The foregoing description of the invention is explanatory only and changes in the details of the construction illustrated may be made by those skilled in the art, within the scope of the appended claims without departing from the invention.

Claims

1. A closure device for a well head having a substantially vertical flow conductor extending into a well bore and an elongate member extending longitudinally into said vertical flow conductor, said closure device including: a tubular main body connectible to said well head in axial alignment with the vertical flow conductor for and with the elongate member to extend therethrough into the well head and the well flow conductor, said main body having lateral port means above the well head and a seal seat above said port means; a tubular operator ram telescoped downward in said main body and extending toward said seal seat, annular compressible seal means mounted on said operator ram engageable with said seal seat upon downward movement of said operator ram in said main body and compressible between said operator ram and said seal seat for engaging and sealing between the elongate member and said main body while the elongate member is stationary when said operator ram is moved downwardly in said main body toward said seal seat; co-engageable means on said operator ram and said main body above said seal seat for moving said operator ram longitudinally in said main body upon rotation of said operator ram relative to said main body, first seal means disposed above said seal seat for sealing between said operator ram and said main body; and second seal means disposed above said compressible seal means for sealing between the elongate member and said operator ram, said first seal means comprising a plurality of longitudinally spaced independent seal means, said co-engageable means being disposed between said seal seat and said first seal means, said operator ram comprising an upper section and a lower section connected rotatably to said upper section, one of said upper sections and said lower section having a plurality of collet fingers, the other of said sections having a lock flange, and co-engageable latch means for limiting upward movement of said upper section relative to said lower section while permitting rotational movement of said upper section relative to said lower section.

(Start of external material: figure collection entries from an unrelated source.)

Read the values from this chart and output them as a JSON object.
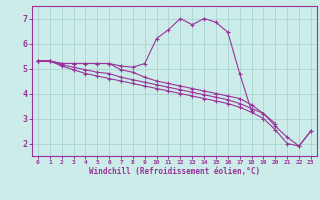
{
  "xlabel": "Windchill (Refroidissement éolien,°C)",
  "bg_color": "#ccecea",
  "line_color": "#993399",
  "grid_color": "#aad4d2",
  "x_hours": [
    0,
    1,
    2,
    3,
    4,
    5,
    6,
    7,
    8,
    9,
    10,
    11,
    12,
    13,
    14,
    15,
    16,
    17,
    18,
    19,
    20,
    21,
    22,
    23
  ],
  "line1": [
    5.3,
    5.3,
    5.2,
    5.2,
    5.2,
    5.2,
    5.2,
    5.1,
    5.05,
    5.2,
    6.2,
    6.55,
    7.0,
    6.75,
    7.0,
    6.85,
    6.45,
    4.8,
    3.3,
    null,
    null,
    null,
    null,
    null
  ],
  "line2": [
    5.3,
    5.3,
    5.2,
    5.2,
    5.2,
    5.2,
    5.2,
    4.95,
    4.85,
    4.65,
    4.5,
    4.4,
    4.3,
    4.2,
    4.1,
    4.0,
    3.9,
    3.8,
    3.55,
    3.2,
    2.8,
    null,
    null,
    null
  ],
  "line3": [
    5.3,
    5.3,
    5.15,
    5.05,
    4.95,
    4.85,
    4.8,
    4.65,
    4.55,
    4.45,
    4.35,
    4.25,
    4.15,
    4.05,
    3.95,
    3.85,
    3.75,
    3.6,
    3.4,
    3.2,
    2.7,
    2.25,
    1.9,
    2.5
  ],
  "line4": [
    5.3,
    5.3,
    5.1,
    4.95,
    4.8,
    4.7,
    4.6,
    4.5,
    4.4,
    4.3,
    4.2,
    4.1,
    4.0,
    3.9,
    3.8,
    3.7,
    3.6,
    3.45,
    3.25,
    3.0,
    2.55,
    2.0,
    1.9,
    2.5
  ],
  "ylim": [
    1.5,
    7.5
  ],
  "yticks": [
    2,
    3,
    4,
    5,
    6,
    7
  ],
  "xticks": [
    0,
    1,
    2,
    3,
    4,
    5,
    6,
    7,
    8,
    9,
    10,
    11,
    12,
    13,
    14,
    15,
    16,
    17,
    18,
    19,
    20,
    21,
    22,
    23
  ]
}
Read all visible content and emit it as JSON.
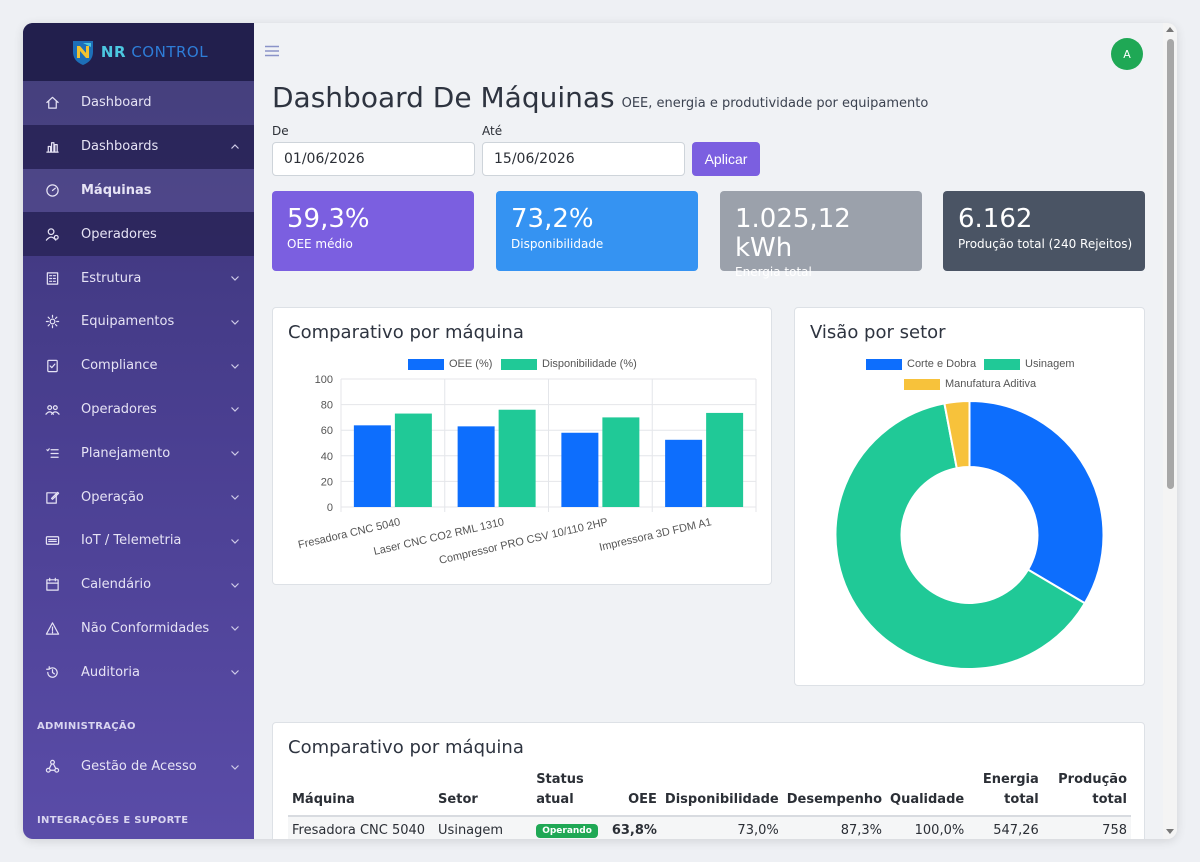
{
  "brand": {
    "name_a": "NR",
    "name_b": "CONTROL"
  },
  "sidebar": {
    "items": [
      {
        "label": "Dashboard",
        "icon": "home-icon"
      },
      {
        "label": "Dashboards",
        "icon": "bar-chart-icon"
      },
      {
        "label": "Máquinas",
        "icon": "gauge-icon"
      },
      {
        "label": "Operadores",
        "icon": "user-icon"
      },
      {
        "label": "Estrutura",
        "icon": "building-icon"
      },
      {
        "label": "Equipamentos",
        "icon": "gear-icon"
      },
      {
        "label": "Compliance",
        "icon": "clipboard-check-icon"
      },
      {
        "label": "Operadores",
        "icon": "users-icon"
      },
      {
        "label": "Planejamento",
        "icon": "list-icon"
      },
      {
        "label": "Operação",
        "icon": "edit-icon"
      },
      {
        "label": "IoT / Telemetria",
        "icon": "device-icon"
      },
      {
        "label": "Calendário",
        "icon": "calendar-icon"
      },
      {
        "label": "Não Conformidades",
        "icon": "warning-icon"
      },
      {
        "label": "Auditoria",
        "icon": "history-icon"
      }
    ],
    "section_admin": "ADMINISTRAÇÃO",
    "admin_item": {
      "label": "Gestão de Acesso",
      "icon": "network-icon"
    },
    "section_integrations": "INTEGRAÇÕES E SUPORTE"
  },
  "header": {
    "avatar_initial": "A"
  },
  "page": {
    "title": "Dashboard De Máquinas",
    "subtitle": "OEE, energia e produtividade por equipamento"
  },
  "filters": {
    "from_label": "De",
    "from_value": "01/06/2026",
    "to_label": "Até",
    "to_value": "15/06/2026",
    "apply_label": "Aplicar"
  },
  "kpis": [
    {
      "value": "59,3%",
      "label": "OEE médio",
      "color": "#7b5fe0"
    },
    {
      "value": "73,2%",
      "label": "Disponibilidade",
      "color": "#3593f2"
    },
    {
      "value": "1.025,12 kWh",
      "label": "Energia total",
      "color": "#9ba1ab"
    },
    {
      "value": "6.162",
      "label": "Produção total (240 Rejeitos)",
      "color": "#4a5464"
    }
  ],
  "bar_card": {
    "title": "Comparativo por máquina"
  },
  "donut_card": {
    "title": "Visão por setor"
  },
  "table_card": {
    "title": "Comparativo por máquina"
  },
  "chart_data": [
    {
      "type": "bar",
      "categories": [
        "Fresadora CNC 5040",
        "Laser CNC CO2 RML 1310",
        "Compressor PRO CSV 10/110 2HP",
        "Impressora 3D FDM A1"
      ],
      "series": [
        {
          "name": "OEE (%)",
          "values": [
            63.8,
            63,
            58,
            52.5
          ],
          "color": "#0d6efd"
        },
        {
          "name": "Disponibilidade (%)",
          "values": [
            73,
            76,
            70,
            73.5
          ],
          "color": "#20c997"
        }
      ],
      "ylim": [
        0,
        100
      ],
      "yticks": [
        0,
        20,
        40,
        60,
        80,
        100
      ],
      "grid": true,
      "legend": "top"
    },
    {
      "type": "pie",
      "labels": [
        "Corte e Dobra",
        "Usinagem",
        "Manufatura Aditiva"
      ],
      "values": [
        33.5,
        63.5,
        3
      ],
      "colors": [
        "#0d6efd",
        "#20c997",
        "#f7c23b"
      ],
      "legend": "top"
    }
  ],
  "table": {
    "headers": [
      "Máquina",
      "Setor",
      "Status atual",
      "OEE",
      "Disponibilidade",
      "Desempenho",
      "Qualidade",
      "Energia total",
      "Produção total"
    ],
    "rows": [
      [
        "Fresadora CNC 5040",
        "Usinagem",
        "Operando",
        "63,8%",
        "73,0%",
        "87,3%",
        "100,0%",
        "547,26",
        "758"
      ]
    ]
  }
}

2. The closure device of claim 1, and friction reducing means between said upper section and said lower section operative when said upper section is moved downwardly in said main body.

3. The closure device of claim 2, and wiper means between said operator ram and said main body between said seal seat and said co-engageable means.

4. The closure device of claim 3, and wiper means on said ram above said compressible seal means for engaging the elongate member.

5. The closure device of claim 1, and wiper means between said operator ram and said main body between said seal seat and said co-engageable means.

6. The closure device of claim 5, and wiper means on said ram above said compressible seal means for engaging the elongate member.